Teaching a Billion People to Code: How JupyterLite Is Scaling the Impossible

By The New Stack

Share:

Key Concepts

  • Quantstack: A company founded by Savon Corlay in 2016, initially to support his work as a core Jupyter developer. It has grown to a team of 30, involved in Jupyter, Conda Forge, and Apache Arrow.
  • Jupyter Project: An open-source project providing interactive computing environments, widely adopted in academia and industry.
  • Jupyter Notebook: A web-based interactive computing environment that allows users to create and share documents containing live code, equations, visualizations, and narrative text.
  • JupyterLab: A next-generation web-based user interface for Project Jupyter, offering a more flexible and extensible environment than the classic Jupyter Notebook.
  • Conda Forge: A community-led collection of recipes, build infrastructure, and distributions for the conda package manager, primarily for scientific software.
  • Apache Arrow: A cross-language development platform for in-memory data, designed for efficient data processing and analytics.
  • JupyterLite: A distribution of Jupyter that runs entirely in the web browser, including language kernels, utilizing WebAssembly for code execution.
  • WebAssembly (Wasm): A binary instruction format for a stack-based virtual machine, designed as a portable compilation target for high-level languages like C, C++, and Rust, enabling them to run on the web.
  • Capital (Jupyter Deployment): A large-scale deployment of Jupyter in the French high school system, serving approximately half a million registered users annually, with code execution happening in the end-user's browser.
  • Emscripten: A compiler toolchain that enables developers to compile C and C++ code to WebAssembly.
  • Emscripten-forge: A software distribution developed by Quantstack, based on the Emscripten toolchain, for building WebAssembly applications.
  • Accessibility: Ensuring that software is usable by people with disabilities, a key challenge for the Jupyter ecosystem.
  • Real-time Collaboration: The ability for multiple users to work on the same document or code simultaneously.
  • Package Management: The process of installing, updating, configuring, and removing software packages.

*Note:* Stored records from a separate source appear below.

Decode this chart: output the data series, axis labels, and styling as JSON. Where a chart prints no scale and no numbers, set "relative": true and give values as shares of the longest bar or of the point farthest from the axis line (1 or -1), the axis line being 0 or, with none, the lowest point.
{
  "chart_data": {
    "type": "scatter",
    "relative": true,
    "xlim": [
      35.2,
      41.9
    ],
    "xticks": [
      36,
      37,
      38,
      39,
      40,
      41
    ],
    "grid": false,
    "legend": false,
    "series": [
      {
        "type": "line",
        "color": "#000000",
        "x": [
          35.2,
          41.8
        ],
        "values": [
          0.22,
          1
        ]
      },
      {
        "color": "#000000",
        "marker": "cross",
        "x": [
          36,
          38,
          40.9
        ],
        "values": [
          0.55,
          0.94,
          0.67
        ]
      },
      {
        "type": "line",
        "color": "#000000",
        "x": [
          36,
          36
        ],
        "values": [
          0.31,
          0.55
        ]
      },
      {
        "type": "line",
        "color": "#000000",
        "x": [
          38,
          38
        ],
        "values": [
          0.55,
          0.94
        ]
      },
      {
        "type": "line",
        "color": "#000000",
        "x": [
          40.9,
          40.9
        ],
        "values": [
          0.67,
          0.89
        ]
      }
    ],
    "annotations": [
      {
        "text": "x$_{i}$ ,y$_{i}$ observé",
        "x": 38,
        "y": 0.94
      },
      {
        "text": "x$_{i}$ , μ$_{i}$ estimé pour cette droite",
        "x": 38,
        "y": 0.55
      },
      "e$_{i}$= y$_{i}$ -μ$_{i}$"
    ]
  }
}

Quantstack and its Origins

Quantstack was founded in 2016 by Savon Corlay, initially as a one-person company to support his work as a core developer of the Jupyter project. The company experienced rapid growth due to the exploding adoption of Jupyter and the high demand for commercial support and consulting services around its ecosystem. Today, Quantstack has a team of approximately 30 people, with half based in France and the other half distributed across Europe (Germany, Austria, Spain, and the UK).

While initially focused on Jupyter, Quantstack has expanded its involvement to other key open-source ecosystems, including the Conda Forge project (a software distribution for science) and the Apache Arrow project (a cross-language development platform for in-memory data). The business has primarily been service-based, but there are indications of future product development.

Savon Corlay's Background and Bloomberg's Role in Jupyter

Savon Corlay's journey into open-source development began at Bloomberg, where he worked as a Quantitative Analyst ("Quant"). His role involved auditing and creating financial models, as well as addressing mathematical challenges within the company. During this time, the Python scientific stack became his preferred toolset.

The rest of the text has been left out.